Uniconazole did not control plant height or diameter at concentrations trialed (data not presented). According to the product label, concentrations for uniconazole substrate drenches on herbaceous foliage plants are 0.1 to 1 mg·L−1. Concentrations of uniconazole used in this study were 0.25 to 4 mg/pot a.i., which was equivalent to 2.1 to 33.8 mg·L−1, which was greater than the highest label-recommended concentration. Results from this study are in disagreement with uniconazole recommendations of 1 to 2 mg/pot a.i. by Wilfret (1993). Uniconazole typically has a two to four times greater efficacy than paclobutrazol at the same dose concentration for many floriculture crops (Whipker and Hammer, 1997). Caladiums appear to be the exception; requiring a greater concentration of uniconazole than paclobutrazol to control growth, as also reported by Barrett et al. (1995).
Paclobutrazol substrate drenches resulted in shorter plants at concentrations 1 mg/pot a.i. or greater and smaller diameters at concentrations 2 mg/pot a.i. or greater (Fig. 1A). Both relationships were linear and resulted in plants that were 8% shorter or greater and 10% smaller or greater in diameter than the untreated control. Paclobutrazol at a concentration of 2 mg/pot a.i. was two to four times greater than the 0.5 to 1 mg/pot a.i. concentration recommended by Barrett et al. (1995) but 33% to 50% less than concentrations recommended by Wilfret (1993). However, ‘Red Flash’ may be more vigorous than cultivars Aaron, White Christmas, and Carolyn Wharton used by Barrett et al. (1995). A concentration of 2 mg/pot a.i. paclobutrazol is equivalent to 17 mg·L−1, which was more than twice the concentration recommended by Dole and Wilkins (2005). However, no drench volume was recommended that could account for the difference.
The relationship of flurprimidol concentration to plant height was linear (Fig. 1B). Plants were significantly shorter when treated with 2 mg/pot a.i. or greater, which resulted in 17% shorter plants than the untreated control. Plant diameters were 21% smaller than the untreated control when treated with 4 mg/pot a.i. flurprimidol. When compared with paclobutrazol, the response of ‘Red Flash’ caladium plants to flurprimidol substrate drenches produced similar results.

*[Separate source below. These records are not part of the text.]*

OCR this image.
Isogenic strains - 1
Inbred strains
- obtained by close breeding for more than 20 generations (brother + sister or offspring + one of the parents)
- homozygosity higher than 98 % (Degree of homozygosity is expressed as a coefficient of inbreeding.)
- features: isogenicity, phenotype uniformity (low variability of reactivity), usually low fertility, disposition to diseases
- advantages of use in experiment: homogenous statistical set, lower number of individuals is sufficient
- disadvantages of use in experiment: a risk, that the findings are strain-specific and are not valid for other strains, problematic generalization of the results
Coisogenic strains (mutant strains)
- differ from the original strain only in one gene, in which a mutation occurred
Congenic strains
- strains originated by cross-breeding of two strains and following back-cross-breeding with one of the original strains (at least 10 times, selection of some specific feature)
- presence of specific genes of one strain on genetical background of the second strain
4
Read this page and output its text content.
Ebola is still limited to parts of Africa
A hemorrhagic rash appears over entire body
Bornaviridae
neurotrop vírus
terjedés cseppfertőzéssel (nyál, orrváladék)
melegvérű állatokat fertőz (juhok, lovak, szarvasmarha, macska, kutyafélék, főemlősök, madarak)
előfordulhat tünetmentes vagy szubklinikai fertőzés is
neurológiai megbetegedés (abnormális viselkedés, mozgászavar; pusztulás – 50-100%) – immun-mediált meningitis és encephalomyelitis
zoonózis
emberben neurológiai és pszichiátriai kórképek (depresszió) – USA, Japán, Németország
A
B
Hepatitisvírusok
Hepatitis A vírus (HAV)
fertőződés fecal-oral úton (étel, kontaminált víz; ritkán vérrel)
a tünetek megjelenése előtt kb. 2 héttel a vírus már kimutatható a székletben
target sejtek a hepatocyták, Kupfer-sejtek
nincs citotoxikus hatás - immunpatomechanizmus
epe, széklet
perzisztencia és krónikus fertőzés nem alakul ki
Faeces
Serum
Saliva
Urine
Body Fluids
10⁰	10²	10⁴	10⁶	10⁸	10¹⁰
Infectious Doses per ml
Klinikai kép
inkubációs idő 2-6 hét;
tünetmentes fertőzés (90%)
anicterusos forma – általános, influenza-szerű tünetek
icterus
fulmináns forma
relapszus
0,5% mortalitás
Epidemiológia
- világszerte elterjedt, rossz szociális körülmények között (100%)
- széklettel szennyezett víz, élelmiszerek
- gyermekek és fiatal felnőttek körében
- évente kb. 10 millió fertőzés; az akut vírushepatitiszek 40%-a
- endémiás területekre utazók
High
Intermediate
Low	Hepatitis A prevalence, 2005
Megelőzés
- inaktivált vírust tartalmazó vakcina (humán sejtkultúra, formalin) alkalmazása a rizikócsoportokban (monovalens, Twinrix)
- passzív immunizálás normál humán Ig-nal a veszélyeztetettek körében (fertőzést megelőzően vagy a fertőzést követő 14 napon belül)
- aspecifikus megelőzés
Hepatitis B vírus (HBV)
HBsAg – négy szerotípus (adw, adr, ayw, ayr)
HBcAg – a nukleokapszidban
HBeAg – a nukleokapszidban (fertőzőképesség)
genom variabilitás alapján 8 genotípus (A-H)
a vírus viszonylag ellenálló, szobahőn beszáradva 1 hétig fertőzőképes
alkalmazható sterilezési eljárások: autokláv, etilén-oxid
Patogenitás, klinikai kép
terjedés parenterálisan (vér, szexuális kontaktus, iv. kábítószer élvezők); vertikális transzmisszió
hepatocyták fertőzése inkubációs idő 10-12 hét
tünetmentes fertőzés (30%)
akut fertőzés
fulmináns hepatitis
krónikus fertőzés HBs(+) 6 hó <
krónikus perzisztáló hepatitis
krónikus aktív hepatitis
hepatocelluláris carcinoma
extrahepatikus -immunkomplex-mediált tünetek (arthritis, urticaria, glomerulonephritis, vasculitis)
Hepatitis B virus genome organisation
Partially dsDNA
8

Longer soaking time or higher concentrations of flurprimidol and paclobutrazol need to be studied to determine the optimal preplant bulb soak concentration for growth control of vigorous caladium cultivars. Substrate drenches of uniconazole were cost-prohibitive on this vigorous caladium cultivar as a result of the high concentrations that would be needed to control height and diameter. Both flurprimidol and paclobutrazol substrate drenches of 2 mg/pot a.i. provided acceptable height control for the vigorous ‘Red Flash’ cultivar resulting in 17% and 15%, respectively, shorter plants than the untreated control. Flurprimidol and paclobutrazol at 4 mg/pot a.i. provided excessive control, resulting in plants that were too compact and had distorted leaves. Based on this research, the efficacy of flurprimidol is comparable to equal concentrations of paclobutrazol when applied as a substrate drench on ‘Red Flash’ caladiums.